Любимая ни в чем не виновата.
“Фуфаечка с заплатами,— думает Родионов, — это уже проза, литература, это не поется. Жаль. И волна “лиловатая” плохо... Но главное другое — вся сила в последних двух строках, которые, кажется, повторяются и в других четверостишиях... Безвестный, погубивший свою судьбу бич, слоняющийся в драной телогрейке на краю мира. Нищий, которого гоняют уборщицы из столовки. И никто не знает, что, может быть, у него под телогрейкой хранится ее белая косынка...”. Собственные размышления о своей нескладной судьбе переплетаются воедино с попыткой анализа стихотворения… Тут-то и начинается самое интересное.

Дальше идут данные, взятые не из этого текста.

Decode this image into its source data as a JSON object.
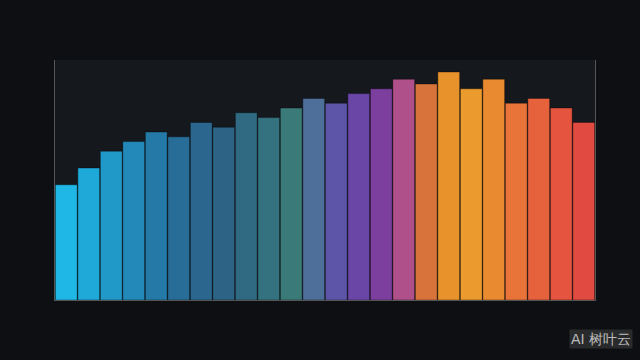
{
  "chart_data": {
    "type": "bar",
    "categories": [
      null,
      null,
      null,
      null,
      null,
      null,
      null,
      null,
      null,
      null,
      null,
      null,
      null,
      null,
      null,
      null,
      null,
      null,
      null,
      null,
      null,
      null,
      null,
      null
    ],
    "values": [
      48,
      55,
      62,
      66,
      70,
      68,
      74,
      72,
      78,
      76,
      80,
      84,
      82,
      86,
      88,
      92,
      90,
      95,
      88,
      92,
      82,
      84,
      80,
      74
    ],
    "colors": [
      "#1fb8e6",
      "#1fa9d8",
      "#2199c8",
      "#2389b8",
      "#2479a6",
      "#276d98",
      "#2a668e",
      "#2d6486",
      "#2f6a82",
      "#33727e",
      "#3a7a78",
      "#4d6f9a",
      "#5c55a8",
      "#6a46a6",
      "#7c3f9e",
      "#b0508a",
      "#d8733c",
      "#e8922c",
      "#eb9a2e",
      "#ea8a30",
      "#e8743a",
      "#e6623c",
      "#e4543e",
      "#e04a40"
    ],
    "ylim": [
      0,
      100
    ],
    "tick_labels": false,
    "grid": false,
    "annotations": [
      "AI 树叶云"
    ]
  }
}
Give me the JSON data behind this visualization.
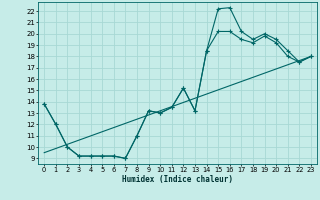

Стихотворение, цитируемое в романе, принадлежит Петру Кошелю, который в свое время стал героем статьи Ларисы Барановой-Гонченко, напечатанной под разящим заголовком: “Романтический плащ и куфаечка в заплатах”. “Мне кажется, — писала Лариса Баранова, — будь у Петра Кошеля бесстрашие Юрия Кузнецова (а литературные симпатии Кошеля связаны и с этим направлением), он давно бы сознался в том, что из всех поэтических одежд более всего предпочитает байронический (романтический) плащ. Ведь романтизм тянется к необычному, недосягаемому, непостижимому. “Огромная черная бездна”, звезда, дразнящая своим постоянством, любимая, которая “ни в чем не виновата”, — все это явные признаки романтического отношения к миру. Но вот как поступает с собственными пристрастиями Петр Кошель: он как бы выворачивает наизнанку байронический плащ, или, точнее, перешивает его в “куфаечку, где сто одна заплата”, сдирает, как джинсы, “плоть идей”, пьет на кухне молоко по утрам, словно он не романтик, а законченный реалист, — так ему легче двигаться незамеченным, так легче без внешних эффектов пробираться в сторону любимых романтических берегов, так “в куфаечке, где сто одна заплата, он берегом проходит воровато”... Дело-то все в том, что Кошелю (простите, кошелевскому лирическому герою) необходимо, чтобы женское имя было лживым, чтобы Маша, которая “вовеки стихов не писала”, б р о с а л а его и б р о с а л а”.